Whether one is behind the wheel of an 18-wheeler or a moped, it is imperative to devote one’s full attention to the road ahead. However, in today’s high-tech world, distractions can prove more dangerous for drivers than ever before. According to information from the Virginia Tech Traffic Institute, distracted driving contributed to 6,000 fatalities in America in 2010, the most recent year such data is available. Moreover, distracted driving was a factor in 500,000 injuries.

Adding to these alarming statistics is the fact that driving while distracted can be deadly no matter which type of vehicle one is operating. Trucking accidents caused by distracted driving can lead to catastrophic injuries or worse, as the size differential between tractor-trailers and personal vehicles can be vast.

The Virginia Tech study categorized distractions as belonging to several different groups: visual, manual and cognitive. In the first group, anything that diverts a driver’s vision from the road poses a threat. This can include reading a billboard of looking at a cellphone screen.

The second category includes things that cause a person to remove their hands from their steering wheel, such as adjusting mirrors or picking an item up off a floorboard. Finally, the third grouping includes things that lead a driver to think about things other than driving. This can entail a cellphone conversation, entering directions into a GPS, or even just daydreaming.

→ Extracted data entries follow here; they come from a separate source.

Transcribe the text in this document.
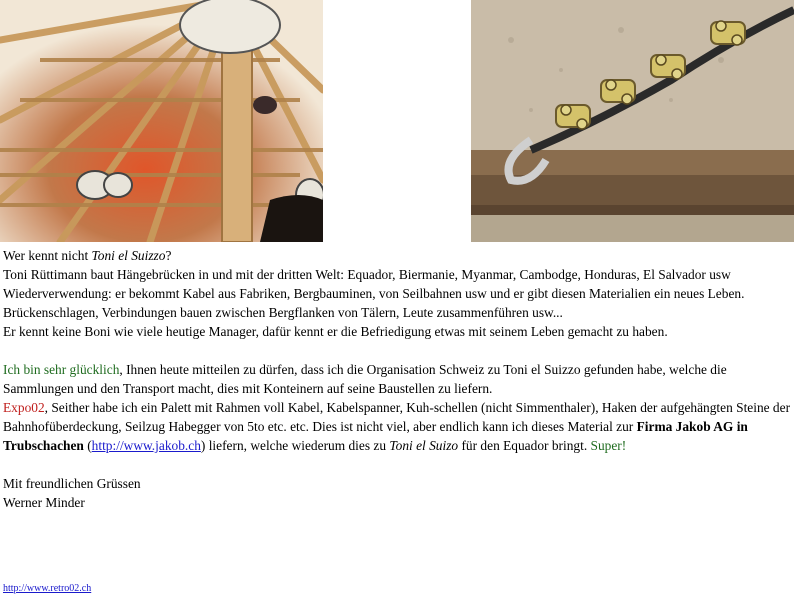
Wer kennt nicht Toni el Suizzo?

Toni Rüttimann baut Hängebrücken in und mit der dritten Welt: Equador, Biermanie, Myanmar, Cambodge, Honduras, El Salvador usw

Wiederverwendung: er bekommt Kabel aus Fabriken, Bergbauminen, von Seilbahnen usw und er gibt diesen Materialien ein neues Leben.

Brückenschlagen, Verbindungen bauen zwischen Bergflanken von Tälern, Leute zusammenführen usw...

Er kennt keine Boni wie viele heutige Manager, dafür kennt er die Befriedigung etwas mit seinem Leben gemacht zu haben.

Ich bin sehr glücklich, Ihnen heute mitteilen zu dürfen, dass ich die Organisation Schweiz zu Toni el Suizzo gefunden habe, welche die Sammlungen und den Transport macht, dies mit Konteinern auf seine Baustellen zu liefern.

Expo02, Seither habe ich ein Palett mit Rahmen voll Kabel, Kabelspanner, Kuh-schellen (nicht Simmenthaler), Haken der aufgehängten Steine der Bahnhofüberdeckung, Seilzug Habegger von 5to etc. etc. Dies ist nicht viel, aber endlich kann ich dieses Material zur Firma Jakob AG in Trubschachen (http://www.jakob.ch) liefern, welche wiederum dies zu Toni el Suizo für den Equador bringt. Super!

Mit freundlichen Grüssen

Werner Minder

http://www.retro02.ch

Unfortunately, many of the above actions are performed every day by truckers on Virginia’s roads. With accident victims of distracted driving numbering in the hundreds of thousands, it’s important for those affected to know their rights. Driver error is a leading cause of trucking accidents, and properly trained investigators can go a long way in accurately determining if distractions were present in an accident. If they were, victims may be entitled to compensation for the damages suffered as a result.